Radiation City: The video we did for “Find it of Use,” directed and shot by Andrew Sloan, was Randy’s concept, as I recall. We collaboratively worked it up together, and did all the heavy lifting (literally AND figuratively) as a band. The video involves destroying an old piano, in case you haven’t seen it.

Do you enjoy and like touring? What have been the best and worst experiences touring and the funniest?

Radiation City: We enjoy some tours more than others. Our first national tour was a wild experience: we made it safely through two hurricanes, an earthquake, wild fires, and lightning storms striking the ground on either side of us. Since then, obstacles have been occasionally inter-personal as we’ve grown to know each other more intimately over time, and financial as not every tour pays for itself. Our last tour, thankfully was one of our best. Hilarity usually ensues no matter what but mostly in the form of stupid inside jokes.

What is the most memorable thing a fan has ever said to the band? What don’t your fans know about Radiator City that isn’t common knowledge?

Radiation City: We had a couple fans say that they danced naked to our songs in their hotel in Southeast Asia. Another fan once told us our music got her through medical school.

What are the plans Radiation City in the future?

Radiation City: Keep making music that inspires us, and hopefully others.

Does the band want or strive to get a major record deal? Do you believe you can get by on word of mouth and social media and performing alone to sustain the band?

Radiation City: If the right deal comes along, we will take it.
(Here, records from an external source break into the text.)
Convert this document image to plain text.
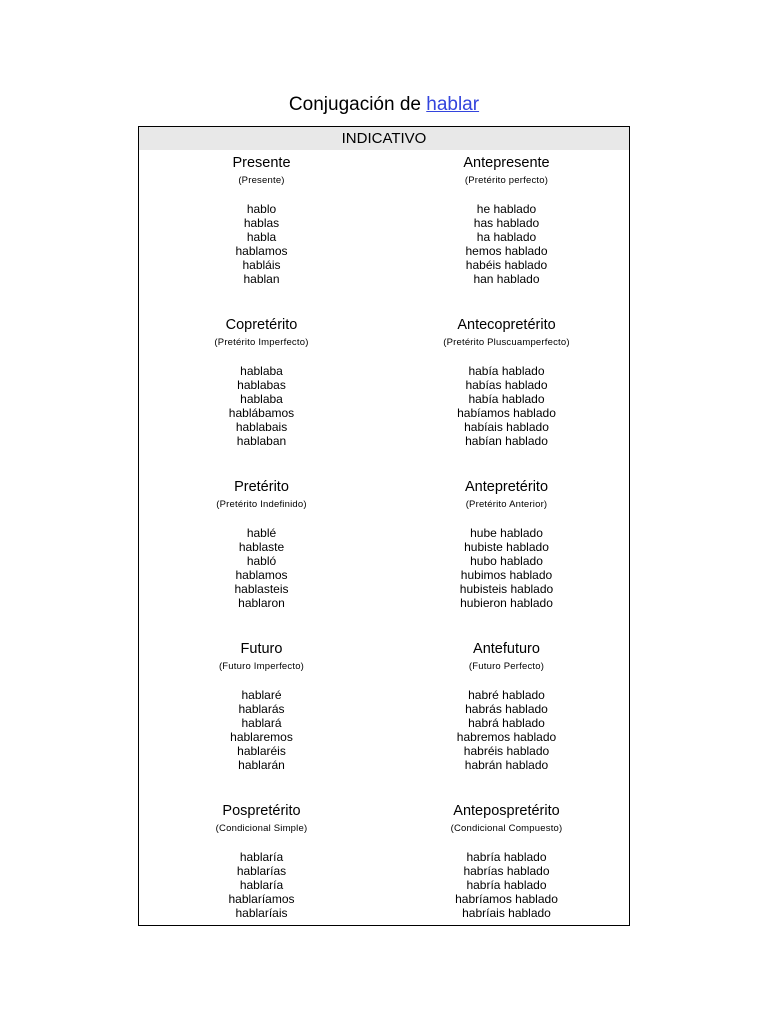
Conjugación de hablar
INDICATIVO
Presente
(Presente)
hablo
hablas
habla
hablamos
habláis
hablan
Antepresente
(Pretérito perfecto)
he hablado
has hablado
ha hablado
hemos hablado
habéis hablado
han hablado
Copretérito
(Pretérito Imperfecto)
hablaba
hablabas
hablaba
hablábamos
hablabais
hablaban
Antecopretérito
(Pretérito Pluscuamperfecto)
había hablado
habías hablado
había hablado
habíamos hablado
habíais hablado
habían hablado
Pretérito
(Pretérito Indefinido)
hablé
hablaste
habló
hablamos
hablasteis
hablaron
Antepretérito
(Pretérito Anterior)
hube hablado
hubiste hablado
hubo hablado
hubimos hablado
hubisteis hablado
hubieron hablado
Futuro
(Futuro Imperfecto)
hablaré
hablarás
hablará
hablaremos
hablaréis
hablarán
Antefuturo
(Futuro Perfecto)
habré hablado
habrás hablado
habrá hablado
habremos hablado
habréis hablado
habrán hablado
Pospretérito
(Condicional Simple)
hablaría
hablarías
hablaría
hablaríamos
hablaríais
Antepospretérito
(Condicional Compuesto)
habría hablado
habrías hablado
habría hablado
habríamos hablado
habríais hablado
Admittedly, I haven’t seen a lot of major label deals with my own eyes, but a lot of what I’ve read and heard leads me to believe that major labels are looking out for themselves and not artists. We’d rather work with a label that cares about our music and developing our career as much as it cares about its profit margins. I think there are some artists who can make it by self-releasing, but we haven’t been that fortunate so far. Usually, that involves having some viral thing, but we’ve been content to grow incrementally. Having worked with Tender Loving Empire has been enlightening, as it’s shown us that there are labels who genuinely care about their artists. It appears to be pretty bleak for sustainable careers as musicians, but there’s nothing we love doing more, so we will do it for as long as we can.